Plongée spatiale prolongée
Des scientifiques européens demandent à des volontaires de rester allongé dans une baignoire remplie d’eau pendant 10 jours dans le cadre d’une étude pionnière en immersion sèche visant à recréer certains effets des vols spatiaux sur le corps.
L’expérience Vivaldi a débuté sa troisième et dernière campagne avec 20 participants le mois dernier à la clinique spatiale du MEDES à Toulouse, en France, avec en parallèle la plus longue immersion à date, et une étude complémentaire d’alitement anti-orthostatique.
L’immersion de Vivaldi
Pendant Vivaldi III, 10 volontaires sont allongés dans des dispositifs semblables à des baignoires recouvertes d’un tissu imperméable. Ils sont maintenus au sec et en suspension uniforme dans l’eau.
Immergés jusqu’au-dessus du torse mais avec les bras et la tête au-dessus de l’eau, les participants éprouvent une sensation de flottement avec absence complète d’appui qui est assez similaire à ce que ressentent les astronautes lorsqu’ils sont à bord de la Station spatiale internationale.

Les volontaires restent dans cette position pendant dix jours complets à l’intérieur des conteneurs remplis d’eau. Les participants participent à un large éventail d’expériences médicales et d’études scientifiques pour aider les chercheurs à comprendre comment l’espace affecte le corps humain.
Pour prendre les repas, ils utilisent une planche flottante et un oreiller au niveau du cou. Pour les pauses sanitaires, les participants sont temporairement transférés sur un chariot, mais conservent en permanence la position allongée.
Les deux campagnes précédentes de Vivaldi consistaient en une étude d’immersion sèche sur cinq jours avec des volontaires femmes et hommes. Cette dernière édition élargit le champ d’application en menant en parallèle une immersion sèche de 10 jours et un alitement anti-orthostatique de 10 jours, qui impliquent chacun 10 participants masculins.
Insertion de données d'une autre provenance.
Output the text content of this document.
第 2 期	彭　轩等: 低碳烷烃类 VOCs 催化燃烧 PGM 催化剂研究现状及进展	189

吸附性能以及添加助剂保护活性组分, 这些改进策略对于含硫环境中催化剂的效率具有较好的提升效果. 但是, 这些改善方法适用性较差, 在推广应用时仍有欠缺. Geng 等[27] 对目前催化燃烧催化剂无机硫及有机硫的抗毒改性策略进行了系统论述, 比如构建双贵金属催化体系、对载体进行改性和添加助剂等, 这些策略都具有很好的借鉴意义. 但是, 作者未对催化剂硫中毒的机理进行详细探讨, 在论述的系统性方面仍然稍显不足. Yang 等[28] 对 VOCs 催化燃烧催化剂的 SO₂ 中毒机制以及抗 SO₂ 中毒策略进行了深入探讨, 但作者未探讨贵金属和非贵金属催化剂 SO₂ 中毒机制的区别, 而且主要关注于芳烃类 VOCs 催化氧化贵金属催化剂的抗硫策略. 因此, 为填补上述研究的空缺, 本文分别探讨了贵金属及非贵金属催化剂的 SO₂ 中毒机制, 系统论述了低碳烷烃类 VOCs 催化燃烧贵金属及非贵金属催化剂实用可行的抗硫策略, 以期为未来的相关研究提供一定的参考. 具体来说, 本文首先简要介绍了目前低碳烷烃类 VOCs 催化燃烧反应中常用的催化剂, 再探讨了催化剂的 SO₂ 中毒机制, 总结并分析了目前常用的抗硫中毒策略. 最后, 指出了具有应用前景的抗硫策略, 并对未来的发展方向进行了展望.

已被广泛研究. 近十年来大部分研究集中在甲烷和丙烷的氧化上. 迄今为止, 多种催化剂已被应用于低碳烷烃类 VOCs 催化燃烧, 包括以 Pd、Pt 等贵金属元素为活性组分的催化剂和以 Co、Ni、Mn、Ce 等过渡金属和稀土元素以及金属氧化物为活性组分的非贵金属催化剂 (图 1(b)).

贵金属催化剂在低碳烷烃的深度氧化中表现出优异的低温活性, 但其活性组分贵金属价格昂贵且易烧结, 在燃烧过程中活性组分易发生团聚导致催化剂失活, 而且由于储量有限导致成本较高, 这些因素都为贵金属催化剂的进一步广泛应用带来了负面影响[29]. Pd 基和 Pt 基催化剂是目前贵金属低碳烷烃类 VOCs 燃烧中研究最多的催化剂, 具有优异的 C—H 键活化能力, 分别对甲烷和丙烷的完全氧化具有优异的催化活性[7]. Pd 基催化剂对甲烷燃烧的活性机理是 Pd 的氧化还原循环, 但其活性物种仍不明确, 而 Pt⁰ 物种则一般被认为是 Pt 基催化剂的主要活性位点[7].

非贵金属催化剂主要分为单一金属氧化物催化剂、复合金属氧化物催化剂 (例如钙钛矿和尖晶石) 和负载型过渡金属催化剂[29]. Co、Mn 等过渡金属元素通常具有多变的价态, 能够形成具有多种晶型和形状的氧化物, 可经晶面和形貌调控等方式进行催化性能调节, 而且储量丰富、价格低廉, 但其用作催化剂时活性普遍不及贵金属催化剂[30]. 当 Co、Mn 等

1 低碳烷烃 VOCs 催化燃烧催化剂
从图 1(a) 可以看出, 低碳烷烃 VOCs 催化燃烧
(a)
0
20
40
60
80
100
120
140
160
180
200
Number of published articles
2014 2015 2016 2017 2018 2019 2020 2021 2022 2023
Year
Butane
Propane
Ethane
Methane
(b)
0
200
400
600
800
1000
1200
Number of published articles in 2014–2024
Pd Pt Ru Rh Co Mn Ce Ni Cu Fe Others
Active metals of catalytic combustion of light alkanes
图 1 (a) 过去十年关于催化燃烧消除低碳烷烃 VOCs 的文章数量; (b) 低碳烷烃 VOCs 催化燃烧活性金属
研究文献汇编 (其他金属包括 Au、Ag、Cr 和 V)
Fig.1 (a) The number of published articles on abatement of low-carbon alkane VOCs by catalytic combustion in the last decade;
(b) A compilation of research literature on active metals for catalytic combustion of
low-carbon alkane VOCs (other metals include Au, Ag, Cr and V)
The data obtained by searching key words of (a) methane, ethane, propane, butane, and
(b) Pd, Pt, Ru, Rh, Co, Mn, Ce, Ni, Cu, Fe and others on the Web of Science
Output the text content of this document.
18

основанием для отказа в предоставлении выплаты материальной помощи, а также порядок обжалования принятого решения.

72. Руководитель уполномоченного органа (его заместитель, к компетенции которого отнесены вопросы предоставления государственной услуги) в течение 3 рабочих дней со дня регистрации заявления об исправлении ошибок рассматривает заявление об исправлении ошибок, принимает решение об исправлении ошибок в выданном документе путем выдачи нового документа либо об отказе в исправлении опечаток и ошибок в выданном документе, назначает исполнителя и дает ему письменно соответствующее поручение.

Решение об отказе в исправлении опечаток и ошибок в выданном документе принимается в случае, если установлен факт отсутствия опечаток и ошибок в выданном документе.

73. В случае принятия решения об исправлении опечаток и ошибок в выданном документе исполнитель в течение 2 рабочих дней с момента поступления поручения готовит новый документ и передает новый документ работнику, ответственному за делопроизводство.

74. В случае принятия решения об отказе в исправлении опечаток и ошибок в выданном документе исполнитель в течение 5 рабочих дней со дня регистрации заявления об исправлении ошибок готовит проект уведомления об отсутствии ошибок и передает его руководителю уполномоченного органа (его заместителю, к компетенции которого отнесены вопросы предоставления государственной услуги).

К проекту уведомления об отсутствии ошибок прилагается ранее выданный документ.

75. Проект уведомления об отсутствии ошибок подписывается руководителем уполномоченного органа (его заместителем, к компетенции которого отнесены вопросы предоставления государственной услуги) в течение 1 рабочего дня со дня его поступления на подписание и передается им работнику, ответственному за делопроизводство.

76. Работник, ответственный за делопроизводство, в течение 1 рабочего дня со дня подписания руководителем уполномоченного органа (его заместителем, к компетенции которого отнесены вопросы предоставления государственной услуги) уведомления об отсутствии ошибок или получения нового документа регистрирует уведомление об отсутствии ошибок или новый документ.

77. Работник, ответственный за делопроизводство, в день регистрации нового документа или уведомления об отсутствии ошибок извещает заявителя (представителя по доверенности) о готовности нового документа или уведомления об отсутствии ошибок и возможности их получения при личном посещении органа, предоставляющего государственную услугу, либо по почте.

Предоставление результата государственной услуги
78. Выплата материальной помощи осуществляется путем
Les deux techniques, immersion sèche et alitement anti-orthostatique, peuvent simuler les conditions rencontrées pendant un vol spatial.
« En prolongeant la durée de l’immersion sèche et en la comparant à l’alitement, nous améliorons notre compréhension de la façon dont ces modèles analogues simulent la vie dans l’espace, des différents effets physiologiques et de la complémentarité de ces modèles », explique Ann-Kathrin Vlacil, responsable de l’équipe pour la promotion de la science dans l'exploration humaine à l’ESA.
Simuler sur Terre les modifications corporelles constatées dans l’espace
En micropesanteur, le corps des astronautes subit un large éventail de changements dus à l’absence de gravité – ils perdent de la densité musculaire et osseuse, la forme de leurs globes oculaires peut changer, et les fluides se déplacent vers le cerveau.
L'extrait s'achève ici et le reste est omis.